Tortoise: Excellent! And now you know fractions! Oh, except for one little thing...

Achilles: (groans)


The Tail of the Tale

Tortoise: One final thing you should know, and which will give you a glimpse of doing mathematics. You've seen (1/3)/2. What is 2/(1/3)?

Achilles: I can't just regroup the parentheses?

Tortoise: Of course not! This is division, not multiplication. That would be like saying (5-2) - 1 was the same as 5 - (2-1).

Achilles: Well, 2/3 was 2 things, each cut up into 3 equal parts, and then I take 2 of the 6 parts. 2/(1/3) is 2 things, each cut up into 1/3 part... that doesn't make any sense!

Tortoise: Not really. But what mathematicians do sometimes, when they have some symbols which give good answers some of the time, and don't make sense (in real world meanings) other times, is to make up meanings which allow the rules to keep on going. Such as the square root of negative numbers. And we will often do that by trying to think more deeply about what we're trying to do, or about how that is related to other things. Now, one sense of division is cutting things up. Another sense is of taking away pieces (7/2 is 3 remainder 1, meaning we were able to subtract 2 from seven 3 times, with 1 left over) but that won't help here either. A third thought is that division is the inverse, or reversal of multiplication.

Achilles: Meaning?

Tortoise: That if we multiply 2 by 3, and add 1 back, we get 7 again. Or that if 10/2 = 5, then 5*2 = 10. If (1/3)/2 = 1/6, then 1/6 * 2 = 1/3.

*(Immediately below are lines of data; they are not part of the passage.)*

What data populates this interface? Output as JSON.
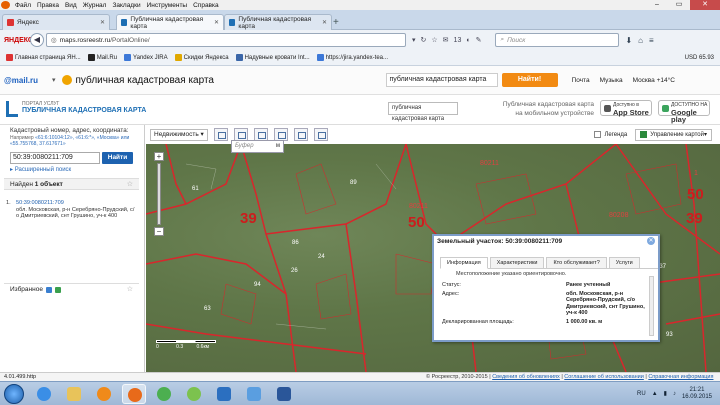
{
  "browser": {
    "menu": [
      "Файл",
      "Правка",
      "Вид",
      "Журнал",
      "Закладки",
      "Инструменты",
      "Справка"
    ],
    "tabs": [
      {
        "label": "Яндекс",
        "active": false
      },
      {
        "label": "Публичная кадастровая карта",
        "active": true
      },
      {
        "label": "Публичная кадастровая карта",
        "active": false
      }
    ],
    "logo": "ЯНДЕКС",
    "url_host": "maps.rosreestr.ru",
    "url_path": "/PortalOnline/",
    "nav_badge": "13",
    "search_placeholder": "Поиск",
    "rate": "USD 65.93"
  },
  "bookmarks": [
    {
      "label": "Главная страница ЯН...",
      "color": "#d33"
    },
    {
      "label": "Mail.Ru",
      "color": "#222"
    },
    {
      "label": "Yandex JIRA",
      "color": "#3c78d8"
    },
    {
      "label": "Скидки Яндекса",
      "color": "#e0a800"
    },
    {
      "label": "Надувные кровати Int...",
      "color": "#3a66a8"
    },
    {
      "label": "https://jira.yandex-tea...",
      "color": "#3c78d8"
    }
  ],
  "bookmarks_right": [
    "Музыка",
    "Москва +14°C"
  ],
  "mailru_bar": {
    "brand": "@mail.ru",
    "query": "публичная кадастровая карта",
    "input": "публичная кадастровая карта",
    "find_button": "Найти!",
    "links": [
      "Почта",
      "Музыка",
      "Москва +14°C"
    ]
  },
  "portal": {
    "logo_top": "ПОРТАЛ УСЛУГ",
    "logo_title": "ПУБЛИЧНАЯ КАДАСТРОВАЯ КАРТА",
    "mobile_line1": "Публичная кадастровая карта",
    "mobile_line2": "на мобильном устройстве",
    "appstore_top": "Доступно в",
    "appstore": "App Store",
    "gplay_top": "ДОСТУПНО НА",
    "gplay": "Google play"
  },
  "sidebar": {
    "search_label": "Кадастровый номер, адрес, координата:",
    "example_prefix": "Например",
    "example_values": "«61:6:10104:12», «61:6:*», «Москва» или «55.755768, 37.617671»",
    "search_value": "50:39:0080211:709",
    "find_button": "Найти",
    "extended_search": "Расширенный поиск",
    "found_prefix": "Найден",
    "found_count": "1 объект",
    "result_num": "1.",
    "result_link": "50:39:0080211:709",
    "result_address": "обл. Московская, р-н Серебряно-Прудский, с/о Дмитриевский, снт Грушино, уч-к 400",
    "favorites": "Избранное",
    "version": "4.01.499.http"
  },
  "toolbar": {
    "layer": "Недвижимость",
    "buffer_placeholder": "Буфер",
    "buffer_unit": "м",
    "legend": "Легенда",
    "map_control": "Управление картой"
  },
  "map": {
    "scale_labels": [
      "0",
      "0.3",
      "0.6км"
    ],
    "labels": {
      "big39a": "39",
      "big50a": "50",
      "big39b": "39",
      "big50b": "50",
      "big39c": "39",
      "big50c": "50",
      "red80211": "80211",
      "red80208": "80208",
      "red80211b": "80211",
      "red1": "1",
      "w61": "61",
      "w50": "50",
      "w89": "89",
      "w86": "86",
      "w26": "26",
      "w24": "24",
      "w94": "94",
      "w63": "63",
      "w93": "93",
      "w137": "137"
    }
  },
  "popup": {
    "title": "Земельный участок: 50:39:0080211:709",
    "tabs": [
      "Информация",
      "Характеристики",
      "Кто обслуживает?",
      "Услуги"
    ],
    "note": "Местоположение указано ориентировочно.",
    "rows": [
      {
        "k": "Статус:",
        "v": "Ранее учтенный"
      },
      {
        "k": "Адрес:",
        "v": "обл. Московская, р-н Серебряно-Прудский, с/о Дмитриевский, снт Грушино, уч-к 400"
      },
      {
        "k": "Декларированная площадь:",
        "v": "1 000.00 кв. м"
      }
    ]
  },
  "statusbar": {
    "copyright": "© Росреестр, 2010-2015",
    "links": [
      "Сведения об обновлениях",
      "Соглашение об использовании",
      "Справочная информация"
    ]
  },
  "taskbar": {
    "lang": "RU",
    "time": "21:21",
    "date": "16.09.2015"
  }
}
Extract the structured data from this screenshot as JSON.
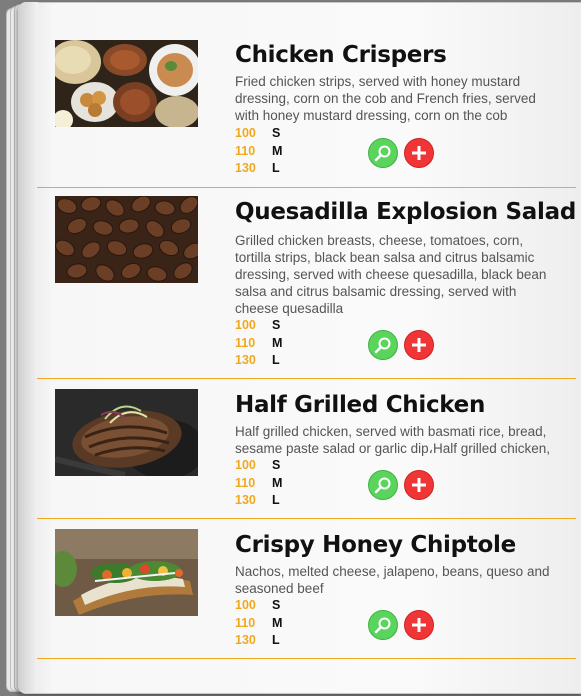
{
  "menu": {
    "items": [
      {
        "title": "Chicken Crispers",
        "description": "Fried chicken strips, served with honey mustard dressing, corn on the cob and French fries, served with honey mustard dressing, corn on the cob",
        "image_icon": "food-platter-photo",
        "prices": [
          {
            "price": "100",
            "size": "S"
          },
          {
            "price": "110",
            "size": "M"
          },
          {
            "price": "130",
            "size": "L"
          }
        ]
      },
      {
        "title": "Quesadilla Explosion Salad",
        "description": "Grilled chicken breasts, cheese, tomatoes, corn, tortilla strips, black bean salsa and citrus balsamic dressing, served with cheese quesadilla, black bean salsa and citrus balsamic dressing, served with cheese quesadilla",
        "image_icon": "coffee-beans-photo",
        "prices": [
          {
            "price": "100",
            "size": "S"
          },
          {
            "price": "110",
            "size": "M"
          },
          {
            "price": "130",
            "size": "L"
          }
        ]
      },
      {
        "title": "Half Grilled Chicken",
        "description": "Half grilled chicken, served with basmati rice, bread, sesame paste salad or garlic dip،Half grilled chicken,",
        "image_icon": "grilled-chicken-photo",
        "prices": [
          {
            "price": "100",
            "size": "S"
          },
          {
            "price": "110",
            "size": "M"
          },
          {
            "price": "130",
            "size": "L"
          }
        ]
      },
      {
        "title": "Crispy Honey Chiptole",
        "description": "Nachos, melted cheese, jalapeno, beans, queso and seasoned beef",
        "image_icon": "open-sandwich-photo",
        "prices": [
          {
            "price": "100",
            "size": "S"
          },
          {
            "price": "110",
            "size": "M"
          },
          {
            "price": "130",
            "size": "L"
          }
        ]
      }
    ],
    "zoom_icon": "magnifier-icon",
    "add_icon": "plus-icon",
    "colors": {
      "accent": "#f0a91e",
      "zoom": "#5bd45e",
      "add": "#ef3535",
      "title": "#111111",
      "description": "#555555"
    }
  }
}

Achilles: I think I get it. So we want 2/(1/3) to equal SOMETHING, such that that same something * 1/3 will give us back 2?

Tortoise: Exactly! Now what is the something?

Achilles: I'm not sure.

Tortoise: It's just simple algebra, child! Or guessing, but let's do algebra: SOMETHING * 1/3 = 2. Now multiply both sides by 3: SOMETHING * 1/3 * 3 = 2 * 3. 1/3 * 3 = 1, so we have SOMETHING = 2 * 3 = 6.

Achilles: So 2 divided by one-third gives 6? That still doesn't make real sense. Although I suppose if dividing by bigger and bigger numbers gives smaller and smaller answers (1/2, 1/3, 1/4, 1/5...) then it makes a bit of sense that dividing by a small number such as 1/3 should give bigger numbers.

Tortoise: Now you're thinking like a mathematician! Try some more?

Achilles: Well, (1/3)/2 was 1/6. What is 1/(3/2)? Something such that SOMETHING * 3/2 = 1. Multiply by 2, divide by 3, and I get SOMETHING = 2/3. Hmm, it just flips.

Tortoise: In fact, that is the rule. When dividing by a fraction, flip it over and multiply instead. It even works in funny cases: 2/3 = 2/(3/1) = 2 * 1/3 = 2/3. And now you're done with fractions. Apart from practice, perhaps.